- Hurricane Ida continues to rage through Louisiana, the state’s joint most powerful storm ever.
- A first death linked to the hurricane occurred Sunday after a tree fell onto a house in Baton Rouge.
- More than one million homes are expected to be damaged by the storm.
Hurricane Ida has caused its first death in the US after a tree fell onto a house in Prairieville, a suburb in Louisiana’s state capital Baton Rouge.
Late on Sunday night, the Ascension Parish Sheriff’s Office posted on Facebook to report that a person had died due to Hurricane Ida, which has been classed as a category 4 hurricane with winds of 150 mph.
The Sheriff’s Office posted: “APSO reports first death related to Hurricane Ida. Shortly after 8:30 p.m. deputies received reports of a citizen possibly injured from a fallen tree at a residence off of Highway 621 in Prairieville. Deputies arrived on scene and confirmed that the victim is now deceased.”
Little else is known of the victim, but the Sheriff’s Office has been regularly posting updates about Hurricane Ida including alerting followers to road closures and power outages.
—Blake Levine (@blake_levine) August 30, 2021
Over a million households have been left without power across the entire state of Louisiana, while the hurricane has also knocked out all power across the city of New Orleans, with the only power coming from generators.
Hurricane Ida hit New Orleans exactly 16 years to the day after Hurricane Katrina decimated the city and left it in ruins. Hurricane Katrina had 1,833 total fatalities.

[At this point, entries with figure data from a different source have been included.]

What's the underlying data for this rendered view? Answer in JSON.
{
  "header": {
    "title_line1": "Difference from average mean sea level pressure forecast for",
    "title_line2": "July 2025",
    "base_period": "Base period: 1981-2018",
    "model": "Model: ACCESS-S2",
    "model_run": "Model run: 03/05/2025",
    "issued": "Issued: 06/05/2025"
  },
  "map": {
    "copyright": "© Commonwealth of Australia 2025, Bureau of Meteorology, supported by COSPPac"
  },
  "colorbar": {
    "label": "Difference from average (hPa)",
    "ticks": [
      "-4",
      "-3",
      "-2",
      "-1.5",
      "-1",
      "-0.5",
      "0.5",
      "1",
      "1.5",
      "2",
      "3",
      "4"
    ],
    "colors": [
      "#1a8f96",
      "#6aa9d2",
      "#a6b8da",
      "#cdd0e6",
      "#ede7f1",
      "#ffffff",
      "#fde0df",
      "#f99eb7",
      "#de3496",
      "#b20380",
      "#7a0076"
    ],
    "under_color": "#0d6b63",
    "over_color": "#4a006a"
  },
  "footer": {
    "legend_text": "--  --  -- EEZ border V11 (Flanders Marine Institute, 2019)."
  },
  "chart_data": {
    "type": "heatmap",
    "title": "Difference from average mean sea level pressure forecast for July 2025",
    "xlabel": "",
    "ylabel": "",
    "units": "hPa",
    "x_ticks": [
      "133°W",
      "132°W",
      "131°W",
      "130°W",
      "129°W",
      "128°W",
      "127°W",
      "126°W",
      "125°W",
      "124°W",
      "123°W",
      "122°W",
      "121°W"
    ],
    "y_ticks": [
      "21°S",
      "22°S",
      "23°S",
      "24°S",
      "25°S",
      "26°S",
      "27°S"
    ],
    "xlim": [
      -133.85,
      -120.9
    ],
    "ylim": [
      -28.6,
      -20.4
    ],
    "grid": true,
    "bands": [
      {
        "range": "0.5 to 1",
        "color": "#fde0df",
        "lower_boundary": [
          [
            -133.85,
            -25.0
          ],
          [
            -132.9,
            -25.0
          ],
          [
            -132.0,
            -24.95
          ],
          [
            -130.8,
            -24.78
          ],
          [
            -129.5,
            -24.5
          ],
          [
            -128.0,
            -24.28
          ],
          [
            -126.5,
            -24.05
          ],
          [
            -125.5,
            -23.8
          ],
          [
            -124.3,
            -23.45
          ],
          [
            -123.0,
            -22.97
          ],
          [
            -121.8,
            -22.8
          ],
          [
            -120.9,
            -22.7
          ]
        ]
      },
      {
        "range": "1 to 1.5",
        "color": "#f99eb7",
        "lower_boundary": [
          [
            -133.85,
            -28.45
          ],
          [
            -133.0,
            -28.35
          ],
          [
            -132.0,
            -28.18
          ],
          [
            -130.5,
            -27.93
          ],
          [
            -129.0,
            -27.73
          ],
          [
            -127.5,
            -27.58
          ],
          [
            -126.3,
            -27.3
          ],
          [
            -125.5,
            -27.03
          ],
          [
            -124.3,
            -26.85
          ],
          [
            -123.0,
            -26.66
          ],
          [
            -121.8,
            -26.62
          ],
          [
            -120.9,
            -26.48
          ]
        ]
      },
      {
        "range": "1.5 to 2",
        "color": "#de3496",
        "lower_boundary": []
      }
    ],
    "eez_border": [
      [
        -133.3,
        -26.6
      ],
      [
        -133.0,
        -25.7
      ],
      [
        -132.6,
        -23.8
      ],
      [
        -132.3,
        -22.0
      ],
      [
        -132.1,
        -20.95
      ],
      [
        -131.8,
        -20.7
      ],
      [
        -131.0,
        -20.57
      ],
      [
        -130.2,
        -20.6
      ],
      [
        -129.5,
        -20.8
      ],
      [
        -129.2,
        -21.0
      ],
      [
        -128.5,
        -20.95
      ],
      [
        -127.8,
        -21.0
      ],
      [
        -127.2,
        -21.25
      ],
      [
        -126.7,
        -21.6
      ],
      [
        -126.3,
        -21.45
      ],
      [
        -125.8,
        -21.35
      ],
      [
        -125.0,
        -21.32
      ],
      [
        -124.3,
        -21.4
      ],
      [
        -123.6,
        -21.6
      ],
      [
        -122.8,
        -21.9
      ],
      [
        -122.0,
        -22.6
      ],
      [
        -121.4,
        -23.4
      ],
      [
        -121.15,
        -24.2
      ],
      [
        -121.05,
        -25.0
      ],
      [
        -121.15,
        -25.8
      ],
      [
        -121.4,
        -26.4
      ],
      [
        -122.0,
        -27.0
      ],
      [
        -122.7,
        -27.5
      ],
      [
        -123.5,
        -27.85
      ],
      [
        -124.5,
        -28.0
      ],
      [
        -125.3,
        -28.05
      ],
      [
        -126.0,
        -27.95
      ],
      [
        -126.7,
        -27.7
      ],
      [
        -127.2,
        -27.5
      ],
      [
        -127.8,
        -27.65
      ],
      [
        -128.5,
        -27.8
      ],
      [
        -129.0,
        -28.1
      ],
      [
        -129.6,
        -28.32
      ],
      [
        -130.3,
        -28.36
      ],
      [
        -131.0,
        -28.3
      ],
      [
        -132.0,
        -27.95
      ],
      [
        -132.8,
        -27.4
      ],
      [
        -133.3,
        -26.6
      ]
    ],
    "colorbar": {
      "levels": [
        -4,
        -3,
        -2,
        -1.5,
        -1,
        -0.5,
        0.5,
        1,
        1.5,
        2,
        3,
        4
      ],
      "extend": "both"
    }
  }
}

—NOLA Ready (@nolaready) August 30, 2021
While Hurricane Ida is yet to claim the lives of multiple people, one million homes are expected to be damaged or destroyed by the storm along the Gulf Coast.
The storm is so powerful, in fact, that Hurricane Ida actually reversed the flow of the Mississippi River. Scott Perrien, a hydrologist, told CNN that while there was “some flow reversal of the Mississippi River during Hurricane Katrina … it is extremely uncommon.”
The water level of the Mississippi River has risen by seven feet due to storm surge at the USGS gauge, located 20 miles south of New Orleans.
“The river is feeling the effects of the storm over a large area,” Perrien told CNN. “All the way up to Baton Rouge the river has risen 1.5 feet in the past 12 hours as the surge pushes up the river. And the water level will likely rise more in the coming hours here in Baton Rouge.”
Hurricane Ida has been classed as a category 4 hurricane with winds of 150 mph, making it Louisiana’s joint most powerful storm along with 2020’s Hurricane Laura and the 1856 Last Island hurricane.
By contrast, Hurricane Katrina was a category 3 hurricane with winds of 125 mph.